Long polling is a game of hurry up and wait. During this process, you are opening up a pipe (AJAX call) for the server to use for possible future communication. Anytime the server needs to send a message, the existing connection can be used.

However, when a connection is used, the connection is closed. In order to continue communicating with the server, a client will need to reestablish the connection. In a best case scenario, the server is continuously sending data, so a connection is always reestablishing. Worse case, the connection stands open for up to two minutes (default timeout on most browsers). The process of continuously opening and closing connections can be a bit of a strain on the server.

Long polling works well on old browsers, including some browsers which should have died ten years ago. This is the final fallback position if no other acceptable transport can be used.

Forever Frame

Warning: Forever Frame (FF) is Internet Explorer only, but it's really interesting how this process works. When a connection is established with FF, a hidden Iframe is created on the page. However, the page loaded into the Iframe is special. The connection will never closed.

Since the connection remains open forever, the server can use it to continuously send new script. These scripts are loaded and executed on the parent page.

Any client to server communication needs to be done the traditional way, via AJAX calls.

Server Sent Events

Some technologies stand the test of time, and Server Sent Events (SSE) is a great example. SSE is a server to client communication protocol developed in the Netscape days. It creates an object called an EventSource, which is a pipe from the server to the client. Anytime the server needs to send data, the EventSource pipe can be used.

SSE is supported on all browsers, except Internet Explorer (sorry, but you have Forever Frame). Just as Forever Frame, if the client needs to communicate back with the server, a traditional AJAX call will need to be made.

WebSockets

Holy. Grail. Seriously. There is nothing better than WebSockets.
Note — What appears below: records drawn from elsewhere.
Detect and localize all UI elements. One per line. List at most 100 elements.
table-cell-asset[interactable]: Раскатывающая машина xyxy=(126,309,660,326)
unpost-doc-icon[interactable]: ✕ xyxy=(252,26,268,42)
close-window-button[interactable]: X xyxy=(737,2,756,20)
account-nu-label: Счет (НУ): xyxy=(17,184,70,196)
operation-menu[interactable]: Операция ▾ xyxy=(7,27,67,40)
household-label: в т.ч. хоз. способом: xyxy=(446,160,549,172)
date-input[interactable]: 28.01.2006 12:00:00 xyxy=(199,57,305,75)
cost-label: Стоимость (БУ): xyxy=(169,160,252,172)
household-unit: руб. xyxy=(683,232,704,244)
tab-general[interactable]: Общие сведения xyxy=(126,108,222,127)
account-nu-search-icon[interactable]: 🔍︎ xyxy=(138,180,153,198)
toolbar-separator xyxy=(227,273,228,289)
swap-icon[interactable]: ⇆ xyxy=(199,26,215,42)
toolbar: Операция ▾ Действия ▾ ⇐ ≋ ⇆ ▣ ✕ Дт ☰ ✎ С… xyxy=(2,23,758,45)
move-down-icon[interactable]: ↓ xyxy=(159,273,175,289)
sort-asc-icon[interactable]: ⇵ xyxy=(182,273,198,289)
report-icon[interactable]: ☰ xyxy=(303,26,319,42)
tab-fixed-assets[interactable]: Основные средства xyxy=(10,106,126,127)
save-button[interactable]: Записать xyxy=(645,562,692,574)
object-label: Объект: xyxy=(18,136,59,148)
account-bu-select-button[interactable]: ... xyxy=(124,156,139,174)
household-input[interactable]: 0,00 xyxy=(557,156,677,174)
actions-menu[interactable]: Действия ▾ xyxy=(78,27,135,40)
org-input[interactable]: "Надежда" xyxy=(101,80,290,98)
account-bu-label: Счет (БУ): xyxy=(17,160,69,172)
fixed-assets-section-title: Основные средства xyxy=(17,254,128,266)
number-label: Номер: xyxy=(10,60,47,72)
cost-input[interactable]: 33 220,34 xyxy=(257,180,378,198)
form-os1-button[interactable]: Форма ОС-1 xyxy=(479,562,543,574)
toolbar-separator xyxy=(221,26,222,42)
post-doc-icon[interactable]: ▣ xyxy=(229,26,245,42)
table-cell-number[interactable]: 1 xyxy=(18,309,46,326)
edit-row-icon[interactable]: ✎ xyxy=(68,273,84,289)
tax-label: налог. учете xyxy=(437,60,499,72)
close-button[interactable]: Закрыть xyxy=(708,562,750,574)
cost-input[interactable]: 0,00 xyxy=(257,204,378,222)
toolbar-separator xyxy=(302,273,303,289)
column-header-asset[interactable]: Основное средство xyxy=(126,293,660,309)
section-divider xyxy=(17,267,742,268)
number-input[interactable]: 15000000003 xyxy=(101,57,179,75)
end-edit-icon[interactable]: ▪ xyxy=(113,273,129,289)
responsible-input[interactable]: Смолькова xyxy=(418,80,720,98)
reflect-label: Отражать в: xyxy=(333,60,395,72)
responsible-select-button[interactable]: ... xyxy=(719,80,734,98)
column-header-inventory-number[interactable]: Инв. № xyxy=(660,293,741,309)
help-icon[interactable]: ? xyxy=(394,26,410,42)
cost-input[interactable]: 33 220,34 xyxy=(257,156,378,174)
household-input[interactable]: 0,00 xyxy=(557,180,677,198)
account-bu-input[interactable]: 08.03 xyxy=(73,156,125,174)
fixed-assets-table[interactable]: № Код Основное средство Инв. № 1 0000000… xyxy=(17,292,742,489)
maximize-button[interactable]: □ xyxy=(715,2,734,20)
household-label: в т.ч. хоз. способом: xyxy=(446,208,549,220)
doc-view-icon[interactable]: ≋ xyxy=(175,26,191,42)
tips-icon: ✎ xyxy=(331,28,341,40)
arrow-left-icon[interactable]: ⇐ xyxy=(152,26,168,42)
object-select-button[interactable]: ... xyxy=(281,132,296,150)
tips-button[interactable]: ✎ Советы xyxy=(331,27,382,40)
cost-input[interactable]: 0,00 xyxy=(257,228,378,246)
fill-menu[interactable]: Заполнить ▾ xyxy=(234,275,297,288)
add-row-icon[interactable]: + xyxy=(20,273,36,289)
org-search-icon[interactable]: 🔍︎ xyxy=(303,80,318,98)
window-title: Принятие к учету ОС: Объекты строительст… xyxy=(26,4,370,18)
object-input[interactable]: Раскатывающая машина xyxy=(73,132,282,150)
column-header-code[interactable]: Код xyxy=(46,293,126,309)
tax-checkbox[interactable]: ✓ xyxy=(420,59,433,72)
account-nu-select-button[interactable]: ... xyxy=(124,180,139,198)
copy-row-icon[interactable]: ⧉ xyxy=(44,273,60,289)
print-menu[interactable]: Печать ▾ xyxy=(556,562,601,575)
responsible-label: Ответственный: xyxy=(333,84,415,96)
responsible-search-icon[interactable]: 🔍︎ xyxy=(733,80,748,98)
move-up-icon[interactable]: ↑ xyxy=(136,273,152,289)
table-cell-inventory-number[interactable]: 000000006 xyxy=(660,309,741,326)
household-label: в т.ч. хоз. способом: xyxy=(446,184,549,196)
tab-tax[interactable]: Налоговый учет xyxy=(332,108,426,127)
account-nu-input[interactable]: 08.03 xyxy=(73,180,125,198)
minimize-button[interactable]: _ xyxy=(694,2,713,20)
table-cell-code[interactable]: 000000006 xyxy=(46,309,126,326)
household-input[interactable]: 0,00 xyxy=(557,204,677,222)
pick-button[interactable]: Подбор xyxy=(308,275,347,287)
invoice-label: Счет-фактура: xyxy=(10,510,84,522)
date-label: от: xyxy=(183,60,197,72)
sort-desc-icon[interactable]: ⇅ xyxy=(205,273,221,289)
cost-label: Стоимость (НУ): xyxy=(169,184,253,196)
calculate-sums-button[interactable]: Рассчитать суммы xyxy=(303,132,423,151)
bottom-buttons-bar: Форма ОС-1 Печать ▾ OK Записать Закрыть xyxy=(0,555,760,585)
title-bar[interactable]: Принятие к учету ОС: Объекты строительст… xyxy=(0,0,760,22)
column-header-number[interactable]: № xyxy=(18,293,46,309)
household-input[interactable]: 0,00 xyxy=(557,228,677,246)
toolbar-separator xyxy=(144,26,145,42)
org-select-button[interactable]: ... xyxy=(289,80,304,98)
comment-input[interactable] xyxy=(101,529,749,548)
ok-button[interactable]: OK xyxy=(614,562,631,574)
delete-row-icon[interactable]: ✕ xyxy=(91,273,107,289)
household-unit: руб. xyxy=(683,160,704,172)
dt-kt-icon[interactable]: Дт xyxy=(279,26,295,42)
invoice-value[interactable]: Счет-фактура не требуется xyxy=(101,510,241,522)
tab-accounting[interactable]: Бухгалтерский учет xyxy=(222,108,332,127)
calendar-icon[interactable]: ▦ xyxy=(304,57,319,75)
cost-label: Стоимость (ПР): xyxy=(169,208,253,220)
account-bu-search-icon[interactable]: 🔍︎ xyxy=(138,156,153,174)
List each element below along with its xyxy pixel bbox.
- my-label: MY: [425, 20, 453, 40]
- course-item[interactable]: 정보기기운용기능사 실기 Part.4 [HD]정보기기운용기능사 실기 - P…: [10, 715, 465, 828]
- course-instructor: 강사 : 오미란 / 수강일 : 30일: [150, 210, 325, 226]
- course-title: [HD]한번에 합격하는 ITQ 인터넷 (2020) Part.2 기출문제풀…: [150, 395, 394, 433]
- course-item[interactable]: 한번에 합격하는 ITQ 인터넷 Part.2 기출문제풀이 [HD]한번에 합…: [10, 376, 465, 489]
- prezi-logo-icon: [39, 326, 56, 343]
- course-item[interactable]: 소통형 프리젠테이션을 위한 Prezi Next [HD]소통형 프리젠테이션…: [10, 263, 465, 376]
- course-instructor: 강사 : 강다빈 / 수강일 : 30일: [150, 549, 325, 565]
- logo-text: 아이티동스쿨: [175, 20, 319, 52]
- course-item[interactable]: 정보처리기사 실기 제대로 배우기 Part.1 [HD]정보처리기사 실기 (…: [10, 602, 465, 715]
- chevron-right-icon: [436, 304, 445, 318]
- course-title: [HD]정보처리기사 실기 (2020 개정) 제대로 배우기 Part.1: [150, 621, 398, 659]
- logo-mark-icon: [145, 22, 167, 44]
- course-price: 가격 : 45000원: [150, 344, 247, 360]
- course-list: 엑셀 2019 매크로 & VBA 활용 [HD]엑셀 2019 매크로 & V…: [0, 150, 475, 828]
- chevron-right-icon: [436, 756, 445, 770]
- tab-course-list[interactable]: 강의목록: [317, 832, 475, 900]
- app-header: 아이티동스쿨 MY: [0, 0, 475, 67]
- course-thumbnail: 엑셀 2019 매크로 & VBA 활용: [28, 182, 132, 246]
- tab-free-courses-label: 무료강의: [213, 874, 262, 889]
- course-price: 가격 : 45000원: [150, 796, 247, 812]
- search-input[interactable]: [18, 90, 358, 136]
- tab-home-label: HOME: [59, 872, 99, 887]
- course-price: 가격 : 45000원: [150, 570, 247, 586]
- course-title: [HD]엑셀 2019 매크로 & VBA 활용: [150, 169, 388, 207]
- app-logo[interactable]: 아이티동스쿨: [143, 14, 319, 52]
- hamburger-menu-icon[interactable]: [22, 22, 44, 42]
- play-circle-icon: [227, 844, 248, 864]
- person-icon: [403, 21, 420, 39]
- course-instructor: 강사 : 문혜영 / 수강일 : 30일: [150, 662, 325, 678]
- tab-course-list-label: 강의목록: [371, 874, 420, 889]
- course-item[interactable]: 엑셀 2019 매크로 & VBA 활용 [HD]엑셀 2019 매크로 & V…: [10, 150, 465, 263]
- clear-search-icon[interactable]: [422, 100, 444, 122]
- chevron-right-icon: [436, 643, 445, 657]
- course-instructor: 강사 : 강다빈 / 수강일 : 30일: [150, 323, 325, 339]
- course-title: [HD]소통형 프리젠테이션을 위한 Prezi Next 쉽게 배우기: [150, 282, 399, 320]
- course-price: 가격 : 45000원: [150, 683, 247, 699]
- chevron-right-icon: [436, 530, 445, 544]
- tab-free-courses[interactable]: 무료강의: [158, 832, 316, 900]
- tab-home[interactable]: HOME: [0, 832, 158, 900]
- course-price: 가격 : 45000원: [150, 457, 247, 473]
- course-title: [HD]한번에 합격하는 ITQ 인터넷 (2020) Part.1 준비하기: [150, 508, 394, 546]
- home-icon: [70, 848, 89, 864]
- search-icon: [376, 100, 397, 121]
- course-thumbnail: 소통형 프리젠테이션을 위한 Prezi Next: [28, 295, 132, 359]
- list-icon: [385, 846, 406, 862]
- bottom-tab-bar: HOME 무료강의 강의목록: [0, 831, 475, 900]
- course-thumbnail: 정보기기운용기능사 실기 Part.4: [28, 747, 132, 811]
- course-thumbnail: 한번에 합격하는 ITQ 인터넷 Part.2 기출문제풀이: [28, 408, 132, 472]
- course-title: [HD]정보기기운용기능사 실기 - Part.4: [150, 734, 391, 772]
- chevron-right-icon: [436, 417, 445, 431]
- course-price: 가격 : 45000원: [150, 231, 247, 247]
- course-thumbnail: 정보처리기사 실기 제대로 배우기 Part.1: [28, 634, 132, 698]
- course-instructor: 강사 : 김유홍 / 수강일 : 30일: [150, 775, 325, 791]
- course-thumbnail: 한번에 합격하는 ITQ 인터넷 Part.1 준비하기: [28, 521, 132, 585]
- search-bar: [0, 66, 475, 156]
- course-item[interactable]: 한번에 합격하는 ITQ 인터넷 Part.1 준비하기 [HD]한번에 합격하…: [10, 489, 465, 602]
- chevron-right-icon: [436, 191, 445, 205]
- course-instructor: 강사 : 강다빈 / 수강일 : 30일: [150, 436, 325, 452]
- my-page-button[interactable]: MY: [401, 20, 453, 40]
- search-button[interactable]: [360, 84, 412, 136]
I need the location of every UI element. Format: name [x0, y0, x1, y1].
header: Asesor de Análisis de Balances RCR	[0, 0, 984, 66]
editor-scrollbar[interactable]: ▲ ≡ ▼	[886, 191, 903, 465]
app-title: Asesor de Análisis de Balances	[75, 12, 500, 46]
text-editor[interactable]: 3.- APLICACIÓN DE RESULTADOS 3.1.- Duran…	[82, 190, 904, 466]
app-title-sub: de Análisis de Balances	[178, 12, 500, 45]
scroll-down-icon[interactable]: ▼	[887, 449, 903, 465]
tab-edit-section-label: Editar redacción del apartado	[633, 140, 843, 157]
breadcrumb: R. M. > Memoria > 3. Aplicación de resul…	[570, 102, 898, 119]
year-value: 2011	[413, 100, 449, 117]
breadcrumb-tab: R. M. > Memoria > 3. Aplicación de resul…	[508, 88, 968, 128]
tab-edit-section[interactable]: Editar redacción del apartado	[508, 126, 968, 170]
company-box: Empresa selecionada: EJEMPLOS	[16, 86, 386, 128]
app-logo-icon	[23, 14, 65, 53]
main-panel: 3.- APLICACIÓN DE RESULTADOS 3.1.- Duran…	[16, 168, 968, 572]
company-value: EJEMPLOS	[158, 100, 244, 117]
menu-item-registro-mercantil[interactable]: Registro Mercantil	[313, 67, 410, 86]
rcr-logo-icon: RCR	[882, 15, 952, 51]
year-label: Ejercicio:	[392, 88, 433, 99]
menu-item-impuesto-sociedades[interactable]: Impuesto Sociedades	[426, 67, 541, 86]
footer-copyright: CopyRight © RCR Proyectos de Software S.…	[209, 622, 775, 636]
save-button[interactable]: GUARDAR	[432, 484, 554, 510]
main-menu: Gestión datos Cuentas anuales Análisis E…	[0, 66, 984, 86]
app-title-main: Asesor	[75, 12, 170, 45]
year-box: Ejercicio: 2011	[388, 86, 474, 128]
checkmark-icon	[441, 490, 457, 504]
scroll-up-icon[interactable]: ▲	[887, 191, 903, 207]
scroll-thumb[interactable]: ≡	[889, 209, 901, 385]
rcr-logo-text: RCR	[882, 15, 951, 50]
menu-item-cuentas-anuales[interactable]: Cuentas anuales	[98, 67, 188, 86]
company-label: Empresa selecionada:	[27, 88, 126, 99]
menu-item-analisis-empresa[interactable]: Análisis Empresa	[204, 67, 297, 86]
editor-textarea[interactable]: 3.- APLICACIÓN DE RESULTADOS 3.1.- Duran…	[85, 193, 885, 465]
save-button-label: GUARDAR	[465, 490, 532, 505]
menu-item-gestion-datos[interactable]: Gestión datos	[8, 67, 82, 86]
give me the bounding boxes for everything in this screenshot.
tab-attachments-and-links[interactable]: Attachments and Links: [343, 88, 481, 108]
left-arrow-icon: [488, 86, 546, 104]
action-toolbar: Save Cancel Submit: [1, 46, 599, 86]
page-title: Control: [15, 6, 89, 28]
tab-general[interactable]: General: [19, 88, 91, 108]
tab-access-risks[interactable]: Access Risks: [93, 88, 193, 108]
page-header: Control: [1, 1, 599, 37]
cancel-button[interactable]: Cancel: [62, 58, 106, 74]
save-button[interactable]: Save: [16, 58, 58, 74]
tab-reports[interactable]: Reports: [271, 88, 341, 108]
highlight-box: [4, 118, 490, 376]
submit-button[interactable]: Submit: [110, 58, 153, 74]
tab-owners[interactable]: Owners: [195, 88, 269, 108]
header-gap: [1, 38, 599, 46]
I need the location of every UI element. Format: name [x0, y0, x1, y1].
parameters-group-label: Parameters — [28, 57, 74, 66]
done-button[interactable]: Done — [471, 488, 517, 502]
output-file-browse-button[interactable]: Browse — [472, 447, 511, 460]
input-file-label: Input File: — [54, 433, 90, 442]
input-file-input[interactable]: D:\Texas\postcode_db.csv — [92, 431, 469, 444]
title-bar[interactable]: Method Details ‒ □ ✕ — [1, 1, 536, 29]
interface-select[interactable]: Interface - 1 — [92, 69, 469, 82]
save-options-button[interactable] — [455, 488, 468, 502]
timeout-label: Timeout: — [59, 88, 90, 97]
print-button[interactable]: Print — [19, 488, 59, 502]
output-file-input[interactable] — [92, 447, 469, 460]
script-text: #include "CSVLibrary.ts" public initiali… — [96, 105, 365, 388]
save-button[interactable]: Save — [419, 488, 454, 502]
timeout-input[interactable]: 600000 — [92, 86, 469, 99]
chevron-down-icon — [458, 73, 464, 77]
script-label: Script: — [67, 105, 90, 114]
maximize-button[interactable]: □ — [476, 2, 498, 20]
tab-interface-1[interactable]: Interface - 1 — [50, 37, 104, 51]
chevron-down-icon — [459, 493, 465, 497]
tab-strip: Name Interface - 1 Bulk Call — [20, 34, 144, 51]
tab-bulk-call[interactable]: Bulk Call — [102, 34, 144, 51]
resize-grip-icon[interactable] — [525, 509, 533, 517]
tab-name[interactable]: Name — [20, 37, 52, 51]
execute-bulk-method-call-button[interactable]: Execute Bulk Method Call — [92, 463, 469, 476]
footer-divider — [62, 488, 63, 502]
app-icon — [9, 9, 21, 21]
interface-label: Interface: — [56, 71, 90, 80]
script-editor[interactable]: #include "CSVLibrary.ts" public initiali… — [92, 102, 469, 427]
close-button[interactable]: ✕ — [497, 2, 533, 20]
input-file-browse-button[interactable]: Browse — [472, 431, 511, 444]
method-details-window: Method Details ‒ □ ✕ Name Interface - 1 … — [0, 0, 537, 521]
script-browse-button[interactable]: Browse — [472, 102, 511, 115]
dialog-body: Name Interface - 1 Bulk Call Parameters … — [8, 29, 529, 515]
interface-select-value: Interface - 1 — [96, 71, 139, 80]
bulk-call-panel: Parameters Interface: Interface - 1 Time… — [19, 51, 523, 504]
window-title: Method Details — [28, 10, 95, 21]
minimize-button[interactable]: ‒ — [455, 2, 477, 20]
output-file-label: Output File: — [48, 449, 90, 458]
When a WebSocket connection is made, there is a one-to-one connection between the client and server. Both are capable of communicating on the existing pipe.

Of course, you are technically limited by the browser and server being used for a connection. Internet Explorer 9 and older need not apply (IE10+ are the only versions with WebSockets support). Firefox, Chrome, and Safari generally have no problems.

For .NET folks deploying to IIS, you better be sure you are using IIS version 8 (or greater). IIS7 did not have support for WebSockets.

Pulling It All Together

As you look at the various transports available, you should start to appreciate what SignalR is doing for you underneath the scenes. What would happen if you had to implement all these different scenarios yourself?